Alright, I’ll bite.
On Thursday, Daily Telegraph sports editor and NRL provocateur Buzz Rothfield set out his “50 ways to fix the NRL”. As expected they included the usual mix of whinging about refereeing, carping about the costs of attending games and futile plans to retain or lure back star players.
However in a piece with plenty of pandering, perhaps the most fawning treatment was given to the currently missing, and some might say near-mythical, Sydney rugby league fan base.
Four of Rothfield’s proposals were directly connected with cajoling more Sydney fans to attend games and at least two more were partially concerned with the same topic.
Among other things Rothfield wants a guaranteed Sunday afternoon game in Sydney every week; more Sydney derbies to combat the success of the two Sydney A-League clubs; more lobbying to save suburban grounds and a two conference system to ensure that Sydney teams play each other twice every season. The latter is something that Rothfield has proposed before.
Additionally he wants a ‘super weekend’ with double headers to be played at Suncorp, Newcastle and both Olympic Park and the SFS. Finally in perhaps the silliest of his proposals he demands “no more Monday night football at ANZ Stadium with 70,000 empty seats.” Though how this is to be achieved by the NRL is unclear.
So, six recommendations at least somewhat directly concerned with building attendance in Sydney. Is the situation so dire?
Well perhaps Rothfield has good reason to be concerned. Falling attendance league wide has been widely reported this year, with Sydney attendance a key component.
On Monday night the defending premier Roosters couldn’t get 7000 people through the gate whilst earlier in the year a grand final rematch between the Roosters and the Sea Eagles drew less than 15,000.
Meanwhile in the supposed heart of rugby league in the west the Panthers currently sit third on the ladder yet are averaging less than 12,000 fans per game.
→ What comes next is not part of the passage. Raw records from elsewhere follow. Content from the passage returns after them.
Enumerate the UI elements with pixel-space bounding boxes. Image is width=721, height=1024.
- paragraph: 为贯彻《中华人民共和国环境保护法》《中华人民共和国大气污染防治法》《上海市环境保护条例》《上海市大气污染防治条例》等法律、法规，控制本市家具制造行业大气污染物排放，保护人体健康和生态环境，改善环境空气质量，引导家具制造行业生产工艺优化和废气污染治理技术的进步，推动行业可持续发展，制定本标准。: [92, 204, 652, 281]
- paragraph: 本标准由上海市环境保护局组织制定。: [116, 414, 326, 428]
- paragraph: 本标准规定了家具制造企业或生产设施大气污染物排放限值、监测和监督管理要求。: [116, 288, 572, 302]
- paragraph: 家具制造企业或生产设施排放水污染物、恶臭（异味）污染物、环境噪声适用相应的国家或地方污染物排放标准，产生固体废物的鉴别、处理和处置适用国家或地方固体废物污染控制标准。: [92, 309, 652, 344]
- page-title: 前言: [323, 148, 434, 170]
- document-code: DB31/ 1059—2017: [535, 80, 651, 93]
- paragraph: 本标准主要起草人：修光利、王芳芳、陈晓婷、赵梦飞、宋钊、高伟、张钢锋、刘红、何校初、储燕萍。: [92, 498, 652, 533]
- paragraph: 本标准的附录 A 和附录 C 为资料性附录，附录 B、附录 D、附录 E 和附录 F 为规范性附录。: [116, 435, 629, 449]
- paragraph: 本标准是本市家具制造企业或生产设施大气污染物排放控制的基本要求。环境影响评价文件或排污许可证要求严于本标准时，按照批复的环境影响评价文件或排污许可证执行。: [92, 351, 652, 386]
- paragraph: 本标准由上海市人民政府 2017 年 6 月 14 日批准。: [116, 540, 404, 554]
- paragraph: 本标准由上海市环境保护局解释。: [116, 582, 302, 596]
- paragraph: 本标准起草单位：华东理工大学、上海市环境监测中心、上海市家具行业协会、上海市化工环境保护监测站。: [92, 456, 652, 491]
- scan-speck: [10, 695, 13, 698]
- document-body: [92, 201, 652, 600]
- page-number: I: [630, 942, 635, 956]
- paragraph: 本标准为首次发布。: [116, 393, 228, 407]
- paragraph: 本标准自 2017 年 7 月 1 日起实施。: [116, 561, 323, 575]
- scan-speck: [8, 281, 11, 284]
Lord only knows how grim the situation would be Sydney-wide if the Eels and Tigers hadn’t had bounce back seasons.
So what’s the matter with Sydney rugby league fans? Is it too many teams in one city? Maybe, but its worth noting that on a clubs to population basis Sydney teams still have a bigger potential supporter base than the Raiders who even in a woeful year are still averaging only 2000 odd fans per game less than the Panthers.
Is it poor public transport? I’ve never lived in Sydney so it’s hard to comment but it does seem like it’s harder to get to the SFS or Olympic Park than say the Melbourne stadium or Canberra Stadium. But if Canberra fans can brave literal sub-zero temperatures then surely Sydney fans should be able to face some inconvenient transport?
Its tough to blame lack of success with the top four all hailing from Sydney and with the surprisingly strong seasons from the Eels and Tigers.
Improved TV coverage is certainly a factor as TVs get bigger and live coverage, on subscription TV at least, gets better and better.
In the end though one is left to wonder just how far the non-Sydney fans are going to be expected to bend over backwards to accommodate a group of fans that are clearly uninterested.
Each one of Rothfield’s proposals would come at a cost to clubs and fans outside of Sydney. More Sunday afternoon games in Sydney leaves fewer for teams like the Raiders who thrive on them. A conference system would mean less travel for Sydney clubs and more for the rest. A super weekend featuring both Sydney stadiums: surely Auckland or Melbourne makes far more sense?
The game may have begun in this country in Sydney but that doesn’t mean that the modern game should be beholden to fans there.